W niedzielny poranek napłynęło pragnienie bycia na Mszy św., a w ręku znalazł się informator o Warszawie ze wskazaniem kościoła, gdzie jest wieczna adoracja Najświętszego Sakramentu.

   Ból zalał serce, a łzy pojawiły się w oczach...wieczna adoracja Zbawiciela! W końcu popłakałem się jak małe dziecko. Nie zrozumie tego normalny człowiek, a ja nie wytłumaczę na czym polega napad tęsknoty w duszy...za Panem Jezusem Eucharystycznym!
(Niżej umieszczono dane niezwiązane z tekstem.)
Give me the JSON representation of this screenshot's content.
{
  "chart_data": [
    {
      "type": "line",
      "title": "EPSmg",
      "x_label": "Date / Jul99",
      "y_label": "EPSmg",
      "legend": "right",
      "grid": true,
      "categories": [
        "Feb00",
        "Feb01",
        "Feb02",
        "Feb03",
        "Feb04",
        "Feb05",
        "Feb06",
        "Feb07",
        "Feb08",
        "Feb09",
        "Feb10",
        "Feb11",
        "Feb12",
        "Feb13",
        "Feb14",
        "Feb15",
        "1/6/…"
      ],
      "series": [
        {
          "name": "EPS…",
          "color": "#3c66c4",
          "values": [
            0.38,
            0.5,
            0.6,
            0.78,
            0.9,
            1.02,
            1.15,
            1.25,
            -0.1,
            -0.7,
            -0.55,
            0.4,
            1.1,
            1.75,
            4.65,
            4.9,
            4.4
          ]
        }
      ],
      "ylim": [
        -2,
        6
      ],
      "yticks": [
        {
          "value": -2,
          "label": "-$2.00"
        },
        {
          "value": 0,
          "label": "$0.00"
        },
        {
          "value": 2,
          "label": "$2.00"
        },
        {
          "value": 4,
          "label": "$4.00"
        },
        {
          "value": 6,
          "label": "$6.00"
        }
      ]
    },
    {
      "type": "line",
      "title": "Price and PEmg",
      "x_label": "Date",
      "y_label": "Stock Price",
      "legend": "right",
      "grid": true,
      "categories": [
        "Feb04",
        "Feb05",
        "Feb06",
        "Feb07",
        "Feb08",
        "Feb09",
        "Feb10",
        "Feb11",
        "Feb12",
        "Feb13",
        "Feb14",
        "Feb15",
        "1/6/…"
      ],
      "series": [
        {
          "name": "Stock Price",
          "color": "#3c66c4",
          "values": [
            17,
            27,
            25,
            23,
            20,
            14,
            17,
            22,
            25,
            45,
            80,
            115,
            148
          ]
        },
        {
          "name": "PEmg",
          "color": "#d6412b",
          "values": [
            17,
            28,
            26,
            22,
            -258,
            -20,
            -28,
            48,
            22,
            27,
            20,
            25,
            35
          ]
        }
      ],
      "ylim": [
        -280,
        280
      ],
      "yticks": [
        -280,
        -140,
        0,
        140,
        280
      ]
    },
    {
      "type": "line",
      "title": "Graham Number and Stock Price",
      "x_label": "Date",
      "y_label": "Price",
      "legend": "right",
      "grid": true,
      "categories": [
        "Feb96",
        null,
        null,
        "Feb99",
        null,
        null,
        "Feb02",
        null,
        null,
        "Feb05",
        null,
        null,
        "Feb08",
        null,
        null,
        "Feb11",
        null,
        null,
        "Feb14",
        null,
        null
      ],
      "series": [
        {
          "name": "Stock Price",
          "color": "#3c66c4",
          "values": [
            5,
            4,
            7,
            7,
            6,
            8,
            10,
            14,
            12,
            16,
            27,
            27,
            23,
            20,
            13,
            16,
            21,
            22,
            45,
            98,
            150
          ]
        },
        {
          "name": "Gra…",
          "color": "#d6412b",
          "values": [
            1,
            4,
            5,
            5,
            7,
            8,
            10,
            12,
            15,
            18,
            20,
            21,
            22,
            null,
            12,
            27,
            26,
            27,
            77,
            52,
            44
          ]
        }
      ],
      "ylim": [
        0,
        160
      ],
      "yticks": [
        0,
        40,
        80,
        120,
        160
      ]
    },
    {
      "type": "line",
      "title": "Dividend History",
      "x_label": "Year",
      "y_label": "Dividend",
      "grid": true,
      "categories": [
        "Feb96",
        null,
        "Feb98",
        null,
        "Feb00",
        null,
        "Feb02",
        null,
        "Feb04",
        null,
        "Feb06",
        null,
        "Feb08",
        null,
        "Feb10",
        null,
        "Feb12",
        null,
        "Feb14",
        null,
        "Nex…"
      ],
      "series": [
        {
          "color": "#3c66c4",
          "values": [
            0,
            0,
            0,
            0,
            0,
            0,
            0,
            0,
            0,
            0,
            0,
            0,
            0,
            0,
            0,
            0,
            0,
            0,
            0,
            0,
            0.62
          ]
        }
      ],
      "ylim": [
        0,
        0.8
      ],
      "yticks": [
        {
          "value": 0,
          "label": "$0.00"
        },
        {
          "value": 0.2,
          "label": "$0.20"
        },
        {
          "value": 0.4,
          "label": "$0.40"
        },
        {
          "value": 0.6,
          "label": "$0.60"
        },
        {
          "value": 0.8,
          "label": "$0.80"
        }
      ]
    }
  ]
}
Rozumieją to zakochani, matka i dziecko oraz ktoś pozbawiony ojczyzny.

   Wzrok zatrzymała książka „Idzie Bóg ogromny”, którą przyniosła mi lokalna poetka z wierszem Mariana Stanisława Hermaszewskiego;

„Jeśli wejść mam w Twe pokoje wieczyste /../

Ty zechciałeś wszystkim, wrócić wieczność /../

Niech Twa Matka nam towarzyszy

i do Twego Ojca doprowadzi domu.../../”…

   Ból, łzy, a serce zalało mojej poprzednie życie z obecnym pragnieniem zbawienia i powrotem do Królestwa Bożego...nawet przez śmierć. To ułamki sekund rozgrywające serce, które trudno wytrzymać. Jako lekarz muszę stwierdzić, że takie przeżycia duchowe nie szkodzą chorym...nie słyszałem o wystąpieniu wówczas bólu wieńcowego lub zaburzeń rytmu serca.

   W oczekiwaniu na żoną (mamy iść na Mszę św. o 9.00) popłakałem się po zawołaniu do Matki Bożej, aby spełniła moje pragnienie dawania świadectwa wiary na cały świat. 

   Podczas pobytu na chórze zrozumiałem, że Bóg ma czas i nie nie szafuje łaskami (właśnie bił zegar)...także dla naszego dobra. Nigdy nie wiemy jak może zaowocować łaska Boża, bo obdarowany może stać się „lepszym” lub ważniejszym (duma lub pycha), a ja jeszcze niedawno byłem trędowatym.

   Z góry widzą nas, lud Boży...nawet teraz „patrzył” wizerunek Ducha Świętego oraz wizerunek Matki Bożej. Na ten moment płyną czytania o nieczystych i trędowatych, a Pan Jezus w Ewangelii uzdrawiał takich...wbrew obowiązującemu prawu.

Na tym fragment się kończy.